Nelle tante avventure che Anna vive, la maestrìa di Ammaniti nel dipingere le mille sfumature cangianti della psicologia dei ragazzini e dei bambini emerge solo in parte non raggiungendo mai le vette a cui l'autore romano ci ha abituato. La superba caratterizzazione dei personaggi e una trama che non perde eccessivamente di credibilità, nonostante il genere apocalittico, non bastano a trascinare il lettore fuori dal suo mondo e a catapultarlo in quello dello scrittore, insomma a prenderlo e a portarlo via, per citare un suo grande capolavoro. Non ci si abbandona mai del tutto alla storia, si resta sempre un po' guardinghi mentre le pagine corrono via, speranzosi di arrivare al punto di non ritorno, quello in cui chi legge abbassa le proprie difese e si lascia cullare dall'ebbrezza della lettura. Ma qui si aspetta invano. Sarà per la trama un po' risaputa o forse semplicemente per l'eccessiva aspettativa che, si sa, non sempre è la migliore condizione per avvicinarsi al nuovo lavoro di un artista che apprezziamo.
Il consueto tratto graffiante della penna di Ammaniti, quello che con leggiadra ironia sa scolpire situazioni ai margini della società e psicologie infantili che colpiscono e infrangono le certezze granitiche dei grandi, sempre osservati con gli occhi dei ragazzini, qui appare sottotono, forse proprio per la quasi totale mancanza di quel contraltare dato solitamente dalla presenza degli adulti. Tant'è vero che l'Ammaniti più puro lo ritroviamo in quei flashback dove invece questi sono protagonisti, episodi che, precedenti al dilagare della malattia letale, permettono dunque un confronto tra la ferma definizione di un carattere pienamente maturato e quello ancora tutto da formare e da indagare di un bambino.

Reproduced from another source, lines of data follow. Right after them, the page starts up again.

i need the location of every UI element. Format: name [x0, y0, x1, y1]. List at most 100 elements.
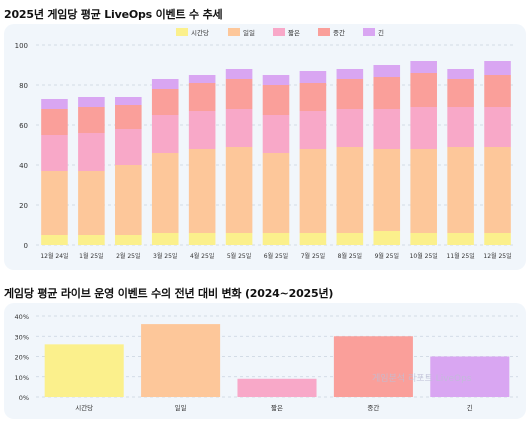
bar-segment [115, 97, 142, 105]
bar-segment [447, 233, 474, 245]
bar-segment [41, 235, 68, 245]
x-tick-label: 짧은 [271, 404, 283, 412]
x-tick-label: 시간당 [75, 403, 93, 412]
x-tick-label: 10월 25일 [410, 252, 438, 260]
x-tick-label: 6월 25일 [264, 252, 288, 260]
bar-segment [336, 233, 364, 245]
bar-segment [188, 111, 216, 149]
bar-segment [336, 69, 364, 79]
x-tick-label: 1월 25일 [79, 252, 103, 260]
bar-segment [373, 65, 401, 77]
legend-label: 긴 [378, 28, 384, 37]
legend-swatch [318, 28, 330, 36]
bar [237, 378, 317, 397]
x-tick-label: 4월 25일 [190, 252, 214, 260]
x-tick-label: 5월 25일 [227, 252, 251, 260]
bar-segment [78, 171, 105, 235]
bar-segment [373, 77, 401, 109]
bar-segment [447, 79, 474, 107]
bar-segment [299, 111, 327, 149]
y-tick-label: 20 [19, 202, 28, 210]
bar-segment [373, 231, 401, 245]
bar-segment [447, 107, 474, 147]
bar-segment [336, 147, 364, 233]
y-tick-label: 0 [24, 242, 28, 250]
bar-segment [225, 79, 253, 109]
bar-segment [484, 147, 511, 233]
x-tick-label: 12월 25일 [483, 252, 511, 260]
bar-segment [188, 149, 216, 233]
bar-segment [373, 149, 401, 231]
legend-label: 시간당 [191, 28, 209, 37]
bar-segment [151, 153, 179, 233]
bar-segment [78, 107, 105, 133]
bar-segment [225, 233, 253, 245]
bar-segment [484, 107, 511, 147]
bar-segment [225, 109, 253, 147]
y-tick-label: 20% [15, 354, 29, 362]
bar-segment [115, 165, 142, 235]
x-tick-label: 12월 24일 [40, 252, 68, 260]
y-tick-label: 10% [15, 374, 29, 382]
bar-segment [115, 235, 142, 245]
y-tick-label: 0% [19, 394, 29, 402]
legend-swatch [273, 28, 285, 36]
bar-segment [373, 109, 401, 149]
bar-segment [410, 233, 437, 245]
bar-chart: 0% 10% 20% 30% 40% 시간당 일일 짧은 중간 긴 [15, 313, 518, 412]
bar-segment [151, 233, 179, 245]
legend-swatch [228, 28, 240, 36]
x-tick-label: 3월 25일 [153, 252, 177, 260]
bar-segment [262, 75, 290, 85]
chart1-title: 2025년 게임당 평균 LiveOps 이벤트 수 추세 [4, 8, 223, 21]
bar-segment [41, 99, 68, 109]
stacked-bar-chart: 0 20 40 60 80 100 12월 24일 1월 25일 2월 25일 3월 25일 4월 … [15, 28, 516, 260]
legend-swatch [176, 28, 188, 36]
bar-segment [78, 97, 105, 107]
bar-segment [299, 149, 327, 233]
y-tick-label: 40 [19, 162, 28, 170]
y-tick-label: 100 [15, 42, 28, 50]
x-tick-label: 일일 [175, 403, 187, 412]
bar [430, 356, 510, 397]
bar-segment [78, 235, 105, 245]
bar-segment [41, 171, 68, 235]
legend-swatch [363, 28, 375, 36]
y-tick-label: 80 [19, 82, 28, 90]
bar-segment [225, 147, 253, 233]
bar-segment [188, 233, 216, 245]
watermark: 게임분석 리포트 LiveOps [372, 374, 472, 384]
bar-segment [336, 79, 364, 109]
bar-segment [188, 83, 216, 111]
bar-segment [447, 69, 474, 79]
bar-segment [410, 73, 437, 107]
y-tick-label: 40% [15, 313, 29, 321]
x-tick-label: 중간 [367, 403, 379, 412]
y-tick-label: 30% [15, 333, 29, 341]
bar [44, 344, 124, 397]
bar-segment [410, 107, 437, 149]
bar-segment [115, 105, 142, 129]
bar-segment [41, 135, 68, 171]
x-tick-label: 긴 [467, 403, 473, 412]
legend-label: 중간 [333, 28, 345, 37]
bar-segment [78, 133, 105, 171]
bar-segment [225, 69, 253, 79]
bar [333, 336, 413, 397]
bar-segment [115, 129, 142, 165]
bar-segment [262, 233, 290, 245]
x-tick-label: 11월 25일 [447, 252, 475, 260]
bar-segment [262, 85, 290, 115]
x-tick-label: 8월 25일 [338, 252, 362, 260]
chart1-panel: 0 20 40 60 80 100 12월 24일 1월 25일 2월 25일 3월 25일 4월 … [4, 24, 526, 270]
chart2-panel: 0% 10% 20% 30% 40% 시간당 일일 짧은 중간 긴 [4, 303, 526, 419]
y-tick-label: 60 [19, 122, 28, 130]
bar-segment [262, 153, 290, 233]
bar [141, 324, 221, 397]
bar-segment [447, 147, 474, 233]
bar-segment [299, 233, 327, 245]
bar-segment [484, 61, 511, 75]
x-tick-label: 9월 25일 [375, 252, 399, 260]
legend-label: 일일 [243, 28, 255, 37]
x-tick-label: 7월 25일 [301, 252, 325, 260]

Quello che resta alla fine di questo viaggio letterario è un affetto incondizionato per Anna, per la sua incrollabile voglia di sopravvivere, per il suo coraggio, la sua forza. Insomma, un bel personaggio di cui viviamo tutto (paura, rabbia, gioia, dolore, la scoperta di nuovi sentimenti) e che, anche in un'opera non del tutto riuscita, conferma lo spessore ed il grandissimo talento di Niccolò Ammaniti.